Une coupe d'un peu plus de 6 kg et haute de 50 cm, composée d'or pur à 75 %. Tous les quatre ans, c'est le trophée dont rêve tout footballeur sur la planète ; c'est la Coupe de monde de football. Au prix du métal précieux elle vaut un peu plus de 200.000 €. Mais en réalité, elle vaut des milliards et toujours un peu plus à chaque nouveau Mondial. Celui qui s’est ouvert cette semaine respecte bien cette tradition. Jamais le budget d'organisation d'une Coupe du monde n'avait été aussi élevé à savoir, 10 milliards d'euros.
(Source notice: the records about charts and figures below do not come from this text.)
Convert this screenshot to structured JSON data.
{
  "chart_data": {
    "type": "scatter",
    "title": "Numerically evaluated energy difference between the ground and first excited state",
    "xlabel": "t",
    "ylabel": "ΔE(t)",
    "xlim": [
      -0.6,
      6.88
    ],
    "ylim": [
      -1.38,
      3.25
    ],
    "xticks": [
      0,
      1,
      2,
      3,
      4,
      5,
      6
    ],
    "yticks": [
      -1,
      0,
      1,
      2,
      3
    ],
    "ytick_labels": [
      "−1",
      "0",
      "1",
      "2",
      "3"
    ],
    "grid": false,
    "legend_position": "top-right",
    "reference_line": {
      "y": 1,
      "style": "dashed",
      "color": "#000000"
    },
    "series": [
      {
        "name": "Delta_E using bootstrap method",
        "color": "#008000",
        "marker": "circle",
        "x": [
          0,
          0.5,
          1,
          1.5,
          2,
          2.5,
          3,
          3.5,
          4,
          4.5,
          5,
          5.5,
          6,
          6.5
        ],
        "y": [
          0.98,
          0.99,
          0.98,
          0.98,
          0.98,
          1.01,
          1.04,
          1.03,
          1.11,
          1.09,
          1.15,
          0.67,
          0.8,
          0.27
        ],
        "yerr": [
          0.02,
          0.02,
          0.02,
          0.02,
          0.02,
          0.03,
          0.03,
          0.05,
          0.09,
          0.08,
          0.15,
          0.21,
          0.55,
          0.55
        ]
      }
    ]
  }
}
En 2006, le Mondial en Allemagne avait coûté 430 millions d’euros, un peu plus de 8 milliards au Brésil en 2014, alors que celui de la prochaine Coupe du monde, celle organisée au Qatar et dont le budget initial était de plus de 25 milliards ! En cause, comme au Brésil en 2014, le coût exorbitant de la construction ou de la rénovation des stades. Pour ce Mondial, la palme du stade le plus cher revient à celui de Saint-Pétersbourg qui accueille le match d’ouverture du Maroc, construit exprès pour l'événement : 1,5 milliard d’euros, soit cinq fois son budget initial. Par contre, la rénovation du stade d'Ekaterinbourg n'a coûté que 170 millions €, mais, à ce prix-là, les tribunes sont temporaires.

Pour rentabiliser au mieux les investissements, la Russie devra donc profiter pleinement de l'afflux des supporteurs, plus d’un million prévus. Pour ce faire, les différentes villes hôtes compteront bien sûr sur les revenus de l'hôtellerie, la restauration et tous les à-côtés liés au tourisme. Au total, 3 milliards d'euros sont ainsi espérés sur l'ensemble du territoire au cours de la Coupe du monde 2018.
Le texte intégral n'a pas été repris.